Macarthur extended the deadline on its A$1.1 billion ($1.0 billion) offer for Gloucester by a week to May 13, even though the deal was all but dead after commodities firm Noble walked away from the deal last week.
It's basically to give us a bit more flexibility to discuss with Noble and Gloucester how we might reconfigure the transaction...and see if there's any possibility of resurrecting it in some form, said Alasdair Jeffrey, a spokesman for Macarthur. The move comes as U.S. coal miner Peabody Energy is reviewing Macarthur's books before deciding whether to formalize its $3.7 billion bid for the Australian miner, coveted for its pulverized coal, a cheaper, cleaner coal that steel makers want.
Peabody has until May 3 to complete its review.
Continue Reading Below
For Peabody to go ahead with the type of bid it planned -- called a scheme of arrangement -- it needs the support of Macarthur's board and its biggest shareholder, CITIC Resources <1205.HK>, which has said it liked the Gloucester deal.
Noble's spokesman said the firm was not planning any new deal with Macarthur.
To my knowledge Noble has turned their attention to other matters, its external spokesman, Martin Debelle, said, declining to comment on what the Hong Kong-based group was working on.
Gloucester declined to comment.
Noble had said if the Gloucester deal was defeated, it would offer A$12.60 a share to mop up the 12.3 percent of Gloucester it did not already own, but it cannot go ahead with that plan until Macarthur's bid for Gloucester lapses.

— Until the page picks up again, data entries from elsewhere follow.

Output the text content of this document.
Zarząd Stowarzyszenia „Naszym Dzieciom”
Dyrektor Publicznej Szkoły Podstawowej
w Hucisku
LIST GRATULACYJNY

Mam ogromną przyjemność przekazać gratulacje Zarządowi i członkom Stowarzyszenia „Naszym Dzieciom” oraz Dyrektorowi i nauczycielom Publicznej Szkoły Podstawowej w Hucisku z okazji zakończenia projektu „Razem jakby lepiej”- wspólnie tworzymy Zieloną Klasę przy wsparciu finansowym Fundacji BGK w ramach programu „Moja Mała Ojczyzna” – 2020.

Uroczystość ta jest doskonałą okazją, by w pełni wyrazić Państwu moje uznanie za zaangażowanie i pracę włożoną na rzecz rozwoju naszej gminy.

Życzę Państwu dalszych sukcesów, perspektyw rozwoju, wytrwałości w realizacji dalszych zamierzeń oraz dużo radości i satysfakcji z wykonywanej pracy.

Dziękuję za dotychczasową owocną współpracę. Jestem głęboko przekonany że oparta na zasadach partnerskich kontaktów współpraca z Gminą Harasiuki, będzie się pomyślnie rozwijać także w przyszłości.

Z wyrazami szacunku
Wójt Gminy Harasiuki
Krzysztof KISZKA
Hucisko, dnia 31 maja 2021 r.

Macarthur has already rejected two previous offers from Peabody and two offers from local energy and mining group New Hope Corp , saying it preferred its plan to take over Gloucester to create Australia's biggest independent coal miner.
For Macarthur, the prize in the Gloucester deal was it was going to acquire Noble's 25 percent stake in the Middlemount coal mine, and Noble was going to give up its right to marketing 100 percent of the mine's production and its right to a royalty.
Peabody was not immediately available for comment.
Macarthur shares closed down 0.9 percent at A$15.90 on Wednesday, just below Peabody's proposed offer, indicating investors do not expect a higher bid to emerge.
Gloucester closed down 0.6 percent at A$12.10, 4 percent below the mop-up bid planned by Noble and 10 percent below the implied value of Macarthur's offer, indicating investors considered the deal with Macarthur dead.